PHOENIX, AZ (June 22, 2012) - A federal court today granted Maricopa County’s motion for summary judgment in a lawsuit brought by SB 1070 protester Sunita Patel. In a seven-page order, U.S. District Judge Neil V. Wake ruled that Maricopa County Sheriff’s Deputies had sufficient probable cause when they arrested Patel during protests outside the Fourth Avenue Jail in July, 2010, and that the officers are shielded by qualified immunity against monetary damage claims
“Today’s ruling affirms that law enforcement officers should not be sued for performing their duties in a lawful and reasonable manner,” said Maricopa County Attorney Bill Montgomery. “Our constitutional rights to freedom of speech and assembly are not a license to ignore the orders of uniformed law enforcement or obstruct a public thoroughfare,” he added.
Patel, an attorney with The Center for Constitutional Rights in New York, attended a protest against SB 1070 outside the Maricopa County Fourth Avenue Jail in downtown Phoenix on July 29, 2010, shortly after the legislation was enacted. Claiming she was acting as a legal observer, Patel took photographs and recorded the names of protesters who were arrested. After declaring the protest to be an unlawful assembly and commanding the protestors to disperse, County Sheriff’s Deputies began arresting individuals who had formed a human chain blocking the driveway leading to the jail’s sally port. Officers then told the crowd it had fifteen more minutes to disperse and went back into the jail.

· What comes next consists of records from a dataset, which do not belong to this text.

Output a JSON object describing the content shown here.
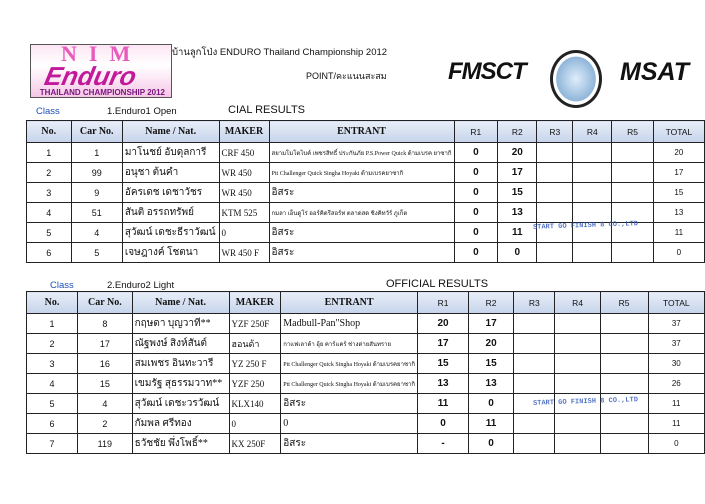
{
  "header": {
    "logo_text": [
      "NIM",
      "Enduro",
      "THAILAND CHAMPIONSHIP 2012"
    ],
    "title": "บ้านลูกโป่ง ENDURO Thailand Championship  2012",
    "subtitle": "POINT/คะแนนสะสม",
    "fmsct": "FMSCT",
    "msat": "MSAT",
    "club_text": "THAILAND"
  },
  "columns": [
    "No.",
    "Car No.",
    "Name / Nat.",
    "MAKER",
    "ENTRANT",
    "R1",
    "R2",
    "R3",
    "R4",
    "R5",
    "TOTAL"
  ],
  "tables": [
    {
      "class_label": "Class",
      "class_name": "1.Enduro1 Open",
      "results_title": "CIAL RESULTS",
      "rows": [
        [
          "1",
          "1",
          "มาโนชย์ อับดุลการี",
          "CRF 450",
          "สยามโมโตไบค์ เพชรสิทธิ์ ประกันภัย P.S.Power Quick ด้ามเบรค ยาซากิ",
          "0",
          "20",
          "",
          "",
          "",
          "20"
        ],
        [
          "2",
          "99",
          "อนุชา ต้นคำ",
          "WR 450",
          "Ptt Challenger Quick Singha Hoyaki  ด้ามเบรคยาซากิ",
          "0",
          "17",
          "",
          "",
          "",
          "17"
        ],
        [
          "3",
          "9",
          "อัครเดช เดชาวัชร",
          "WR 450",
          "อิสระ",
          "0",
          "15",
          "",
          "",
          "",
          "15"
        ],
        [
          "4",
          "51",
          "สันติ อรรถทรัพย์",
          "KTM 525",
          "กมลา เอ็นดูโร่ ออร์คิดรีสอร์ท ตลาดสด ชิงคิทวัร์ ภูเก็ต",
          "0",
          "13",
          "",
          "",
          "",
          "13"
        ],
        [
          "5",
          "4",
          "สุวัฒน์ เดชะธีราวัฒน์",
          "0",
          "อิสระ",
          "0",
          "11",
          "",
          "",
          "",
          "11"
        ],
        [
          "6",
          "5",
          "เจษฎางค์ โชตนา",
          "WR 450 F",
          "อิสระ",
          "0",
          "0",
          "",
          "",
          "",
          "0"
        ]
      ]
    },
    {
      "class_label": "Class",
      "class_name": "2.Enduro2 Light",
      "results_title": "OFFICIAL RESULTS",
      "rows": [
        [
          "1",
          "8",
          "กฤษดา บุญวาที**",
          "YZF 250F",
          "Madbull-Pan\"Shop",
          "20",
          "17",
          "",
          "",
          "",
          "37"
        ],
        [
          "2",
          "17",
          "ณัฐพงษ์ สิงห์สันต์",
          "ฮอนด้า",
          "กาแฟเลาต้า อุ้ย คาร์แคร์ ช่างต่ายสันทราย",
          "17",
          "20",
          "",
          "",
          "",
          "37"
        ],
        [
          "3",
          "16",
          "สมเพชร อินทะวารี",
          "YZ 250 F",
          "Ptt Challenger Quick Singha Hoyaki  ด้ามเบรคยาซากิ",
          "15",
          "15",
          "",
          "",
          "",
          "30"
        ],
        [
          "4",
          "15",
          "เขมรัฐ สุธรรมวาท**",
          "YZF 250",
          "Ptt Challenger Quick Singha Hoyaki  ด้ามเบรคยาซากิ",
          "13",
          "13",
          "",
          "",
          "",
          "26"
        ],
        [
          "5",
          "4",
          "สุวัฒน์ เดชะวรวัฒน์",
          "KLX140",
          "อิสระ",
          "11",
          "0",
          "",
          "",
          "",
          "11"
        ],
        [
          "6",
          "2",
          "กัมพล ศรีทอง",
          "0",
          "0",
          "0",
          "11",
          "",
          "",
          "",
          "11"
        ],
        [
          "7",
          "119",
          "ธวัชชัย พึ่งโพธิ์**",
          "KX 250F",
          "อิสระ",
          "-",
          "0",
          "",
          "",
          "",
          "0"
        ]
      ]
    }
  ],
  "stamp_text": "START GO FINISH 8 CO.,LTD"
}
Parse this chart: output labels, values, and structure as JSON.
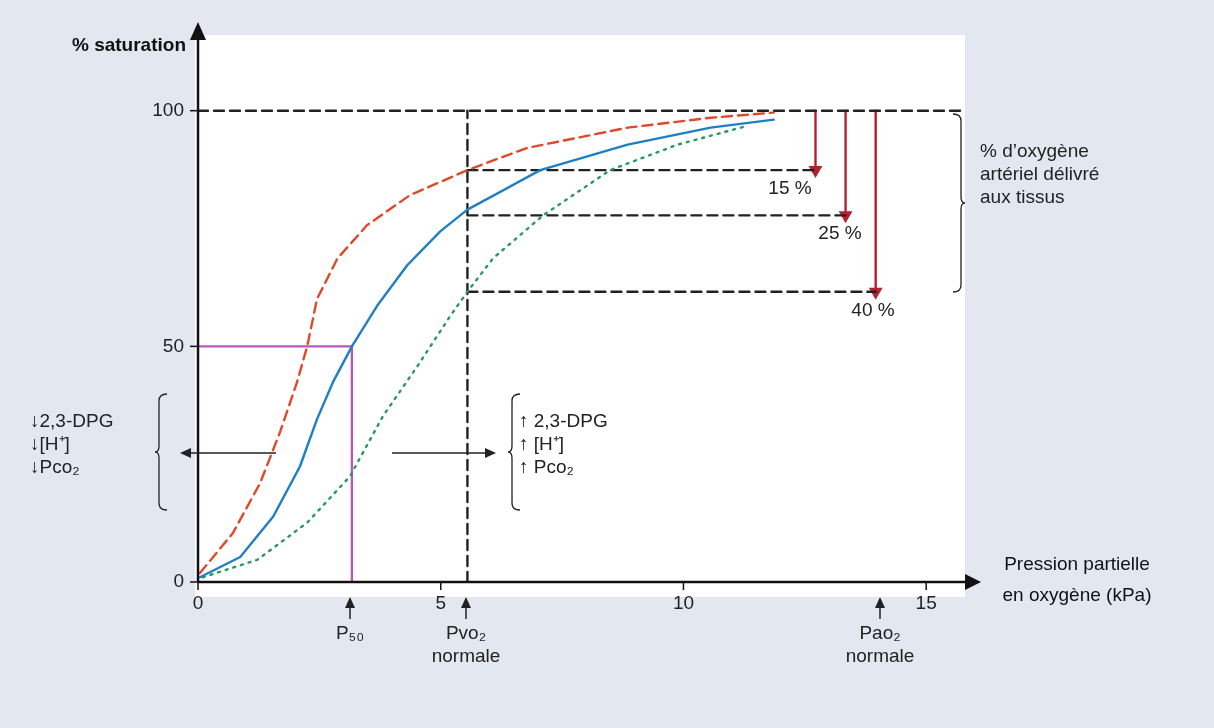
{
  "chart_data": {
    "type": "line",
    "ylabel": "% saturation",
    "xlabel": "Pression partielle\nen oxygène (kPa)",
    "xlim": [
      0,
      15.8
    ],
    "xticks": [
      0,
      5,
      10,
      15
    ],
    "ylim": [
      0,
      115
    ],
    "yticks": [
      0,
      50,
      100
    ],
    "grid": false,
    "legend": false,
    "marker": "none",
    "series": [
      {
        "color": "#1f7fc0",
        "line_style": "solid",
        "x": [
          0.04,
          0.87,
          1.55,
          2.1,
          2.45,
          2.78,
          3.17,
          3.69,
          4.31,
          4.99,
          5.55,
          7.05,
          8.85,
          10.56,
          11.86
        ],
        "values": [
          1,
          5.3,
          13.9,
          24.5,
          34.5,
          42.4,
          50,
          58.6,
          67.2,
          74.4,
          79,
          87.4,
          92.8,
          96.4,
          98.1
        ]
      },
      {
        "color": "#e0482a",
        "line_style": "dashed",
        "x": [
          0.04,
          0.72,
          1.28,
          1.69,
          2.04,
          2.25,
          2.45,
          2.87,
          3.48,
          4.37,
          5.55,
          6.78,
          8.85,
          10.56,
          11.86
        ],
        "values": [
          1.9,
          10.4,
          21,
          31.8,
          42.4,
          50,
          60,
          68.6,
          75.7,
          82.1,
          87.4,
          92.1,
          96.4,
          98.5,
          99.6
        ]
      },
      {
        "color": "#2a9a5a",
        "line_style": "dotted",
        "x": [
          0.1,
          1.22,
          2.25,
          3.13,
          3.81,
          4.52,
          5.2,
          5.55,
          6.08,
          7.11,
          8.49,
          9.88,
          11.32
        ],
        "values": [
          1,
          4.7,
          12.6,
          22.4,
          35.2,
          45.8,
          56.5,
          61.6,
          68.7,
          77.8,
          87.4,
          92.8,
          96.8
        ]
      },
      {
        "color": "#b65ab8",
        "line_style": "solid",
        "x": [
          0,
          3.17,
          3.17
        ],
        "values": [
          50,
          50,
          0
        ]
      },
      {
        "color": "#222222",
        "line_style": "dashed",
        "x": [
          0,
          15.8
        ],
        "values": [
          100,
          100
        ]
      },
      {
        "color": "#222222",
        "line_style": "dashed",
        "x": [
          5.55,
          5.55
        ],
        "values": [
          0,
          100
        ]
      },
      {
        "color": "#222222",
        "line_style": "dashed",
        "x": [
          5.55,
          12.72
        ],
        "values": [
          87.4,
          87.4
        ]
      },
      {
        "color": "#222222",
        "line_style": "dashed",
        "x": [
          5.55,
          13.34
        ],
        "values": [
          77.8,
          77.8
        ]
      },
      {
        "color": "#222222",
        "line_style": "dashed",
        "x": [
          5.55,
          13.96
        ],
        "values": [
          61.6,
          61.6
        ]
      },
      {
        "color": "#b5202e",
        "line_style": "solid",
        "marker": "triangle",
        "x": [
          12.72,
          12.72
        ],
        "values": [
          100,
          87.4
        ]
      },
      {
        "color": "#b5202e",
        "line_style": "solid",
        "marker": "triangle",
        "x": [
          13.34,
          13.34
        ],
        "values": [
          100,
          77.8
        ]
      },
      {
        "color": "#b5202e",
        "line_style": "solid",
        "marker": "triangle",
        "x": [
          13.96,
          13.96
        ],
        "values": [
          100,
          61.6
        ]
      }
    ],
    "annotations": [
      "↓2,3-DPG\n↓[H⁺]\n↓Pco₂",
      "↑ 2,3-DPG\n↑ [H⁺]\n↑ Pco₂",
      "% d’oxygène\nartériel délivré\naux tissus",
      "15 %",
      "25 %",
      "40 %",
      "P₅₀",
      "Pvo₂\nnormale",
      "Pao₂\nnormale"
    ]
  }
}
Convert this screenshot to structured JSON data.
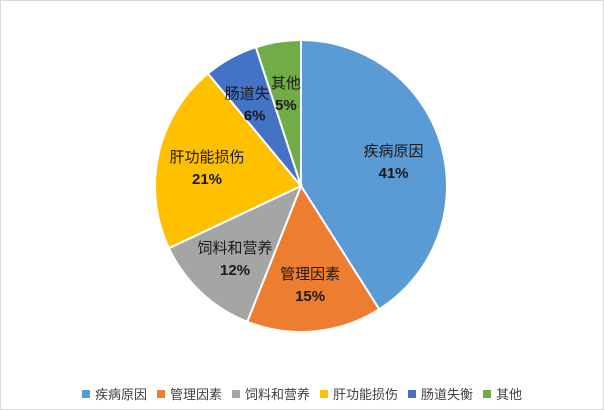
{
  "chart_data": {
    "type": "pie",
    "title": "",
    "legend_position": "bottom",
    "slices": [
      {
        "label": "疾病原因",
        "value": 41,
        "value_label": "41%",
        "color": "#5b9bd5"
      },
      {
        "label": "管理因素",
        "value": 15,
        "value_label": "15%",
        "color": "#ed7d31"
      },
      {
        "label": "饲料和营养",
        "value": 12,
        "value_label": "12%",
        "color": "#a5a5a5"
      },
      {
        "label": "肝功能损伤",
        "value": 21,
        "value_label": "21%",
        "color": "#ffc000"
      },
      {
        "label": "肠道失衡",
        "value": 6,
        "value_label": "6%",
        "color": "#4472c4"
      },
      {
        "label": "其他",
        "value": 5,
        "value_label": "5%",
        "color": "#70ad47"
      }
    ]
  }
}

About fifteen minutes later, deputies came back outside and ordered protesters to clear the driveway or face immediate arrest. Patel was subsequently arrested, along with several others, and charged with obstructing a public thoroughfare (A.R.S. § 13-2906) and failing to comply with a police officer (A.R.S. § 28-622). The charges were later dismissed by the County Attorney’s Office.
In her claim against Maricopa County, Patel sought unspecified compensatory and punitive damages as well as injunctive relief from the Sheriff’s Office. “Under the totality of the circumstances, a prudent person would have believed that Plaintiff committed a crime under A.R.S. § 28-622(A) by willfully failing to comply with an officer’s order or direction,” Judge Wake wrote in his order denying Patel’s claim. “Based on the undisputed evidence here, the arresting deputy reasonably believed that Plaintiff had committed a crime and that her arrest was lawful.”